CALCULUS PROOF WITH --> show ABS(SIN X + COS X) <= SQRT OF 2 (FOR ALL X)?

[NourShaikh]

CAN SOMEONE HELP ME SHOW THAT:

ABS(SIN X + COS X) <= SQRT OF 2 (FOR ALL X)?

It appears to be an absolute max question so i did a first derivation. I know the range is [-1,1] and i know that f'(x) = cosx + sinx.
When I set f'(x)=0, I get cos x=- sin x or 1=-tan x....and then I get stumped...please assist.

 

[Deleted member 4993]

CAN SOMEONE HELP ME SHOW THAT:

ABS(SIN X + COS X) <= SQRT OF 2 (FOR ALL X)?

It appears to be an absolute max question so i did a first derivation. I know the range is [-1,1] and i know that f'(x) = cosx + sinx.
When I set f'(x)=0, I get cos x=- sin x or 1=-tan x....and then I get stumped...please assist.

sin(x) + cos(x) = √2 * sin (x + π/4)

-√2 ≤ sin(x) + cos(x) ≤ √2

|sin(x) + cos(x)| ≤ √2

 

[daon2]

You can do this the way you started as well but you'll need to break it into cases since f'(x) doesn't exist when sin(x)+cos(x)=0.

Case 1) sin(x)+cos(x) > 0. Then f'(x) = cos(x)-sin(x), which will have an extrema when tan(x)=1 (not -1). i.e. x=pi/4 + k*pi.

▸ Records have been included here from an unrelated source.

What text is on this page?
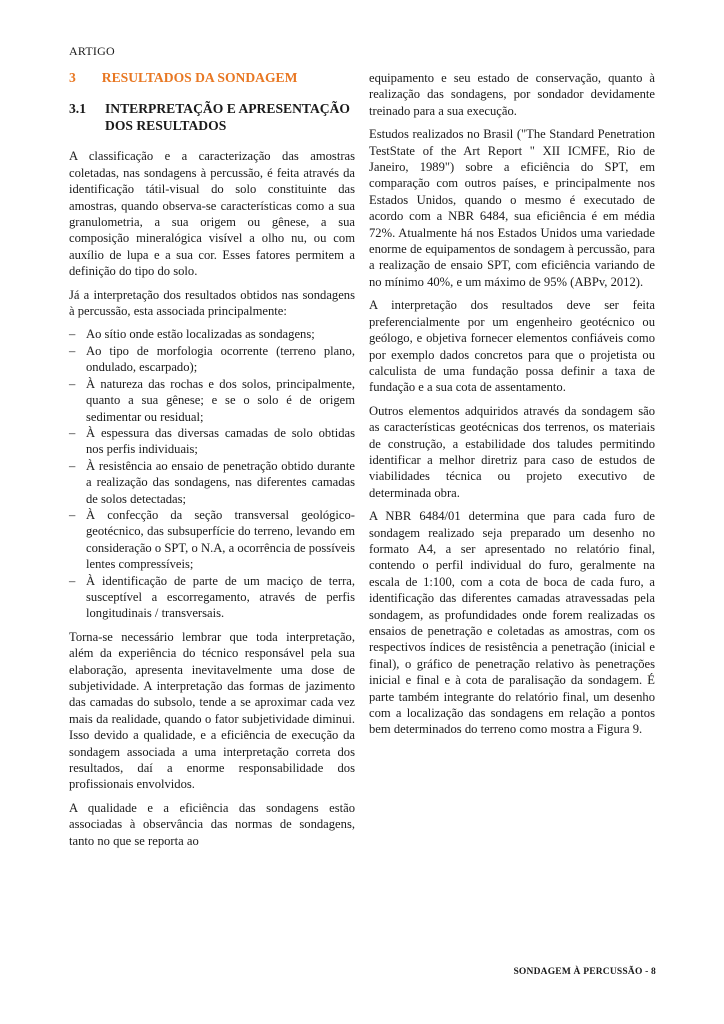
ARTIGO
3 RESULTADOS DA SONDAGEM
3.1	INTERPRETAÇÃO E APRESENTAÇÃO DOS RESULTADOS

A classificação e a caracterização das amostras coletadas, nas sondagens à percussão, é feita através da identificação tátil-visual do solo constituinte das amostras, quando observa-se características como a sua granulometria, a sua origem ou gênese, a sua composição mineralógica visível a olho nu, ou com auxílio de lupa e a sua cor. Esses fatores permitem a definição do tipo do solo.

Já a interpretação dos resultados obtidos nas sondagens à percussão, esta associada principalmente:

– Ao sítio onde estão localizadas as sondagens;
– Ao tipo de morfologia ocorrente (terreno plano, ondulado, escarpado);
– À natureza das rochas e dos solos, principalmente, quanto a sua gênese; e se o solo é de origem sedimentar ou residual;
– À espessura das diversas camadas de solo obtidas nos perfis individuais;
– À resistência ao ensaio de penetração obtido durante a realização das sondagens, nas diferentes camadas de solos detectadas;
– À confecção da seção transversal geológico-geotécnico, das subsuperfície do terreno, levando em consideração o SPT, o N.A, a ocorrência de possíveis lentes compressíveis;
– À identificação de parte de um maciço de terra, susceptível a escorregamento, através de perfis longitudinais / transversais.

Torna-se necessário lembrar que toda interpretação, além da experiência do técnico responsável pela sua elaboração, apresenta inevitavelmente uma dose de subjetividade. A interpretação das formas de jazimento das camadas do subsolo, tende a se aproximar cada vez mais da realidade, quando o fator subjetividade diminui. Isso devido a qualidade, e a eficiência de execução da sondagem associada a uma interpretação correta dos resultados, daí a enorme responsabilidade dos profissionais envolvidos.

A qualidade e a eficiência das sondagens estão associadas à observância das normas de sondagens, tanto no que se reporta ao

equipamento e seu estado de conservação, quanto à realização das sondagens, por sondador devidamente treinado para a sua execução.

Estudos realizados no Brasil ("The Standard Penetration TestState of the Art Report " XII ICMFE, Rio de Janeiro, 1989") sobre a eficiência do SPT, em comparação com outros países, e principalmente nos Estados Unidos, quando o mesmo é executado de acordo com a NBR 6484, sua eficiência é em média 72%. Atualmente há nos Estados Unidos uma variedade enorme de equipamentos de sondagem à percussão, para a realização de ensaio SPT, com eficiência variando de no mínimo 40%, e um máximo de 95% (ABPv, 2012).

A interpretação dos resultados deve ser feita preferencialmente por um engenheiro geotécnico ou geólogo, e objetiva fornecer elementos confiáveis como por exemplo dados concretos para que o projetista ou calculista de uma fundação possa definir a taxa de fundação e a sua cota de assentamento.

Outros elementos adquiridos através da sondagem são as características geotécnicas dos terrenos, os materiais de construção, a estabilidade dos taludes permitindo identificar a melhor diretriz para caso de estudos de viabilidades técnica ou projeto executivo de determinada obra.

A NBR 6484/01 determina que para cada furo de sondagem realizado seja preparado um desenho no formato A4, a ser apresentado no relatório final, contendo o perfil individual do furo, geralmente na escala de 1:100, com a cota de boca de cada furo, a identificação das diferentes camadas atravessadas pela sondagem, as profundidades onde forem realizadas os ensaios de penetração e coletadas as amostras, com os respectivos índices de resistência a penetração (inicial e final), o gráfico de penetração relativo às penetrações inicial e final e à cota de paralisação da sondagem. É parte também integrante do relatório final, um desenho com a localização das sondagens em relação a pontos bem determinados do terreno como mostra a Figura 9.

SONDAGEM À PERCUSSÃO - 8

Then show f''(x)<0 at these points.

Case 2) sin(x)+cos(x)=0

Case 3) sin(x)+cos(x) < 0

 

[NourShaikh]

I understand...what if it's abs(sin x - cos x), and the derivative of that is cos x + sin x? (I clearly wrote an addition sign instead of subtraction, very sorry)

When I set that = to zero, I get -1=tan x? Would that be 3pi/4 than?

Thanks for your help and sorry for the typo.

 

[daon2]

I understand...what if it's abs(sin x - cos x), and the derivative of that is cos x + sin x? (I clearly wrote an addition sign instead of subtraction, very sorry)

When I set that = to zero, I get -1=tan x? Would that be 3pi/4 than?

Thanks for your help and sorry for the typo.

3pi/4+k*pi for all integers k.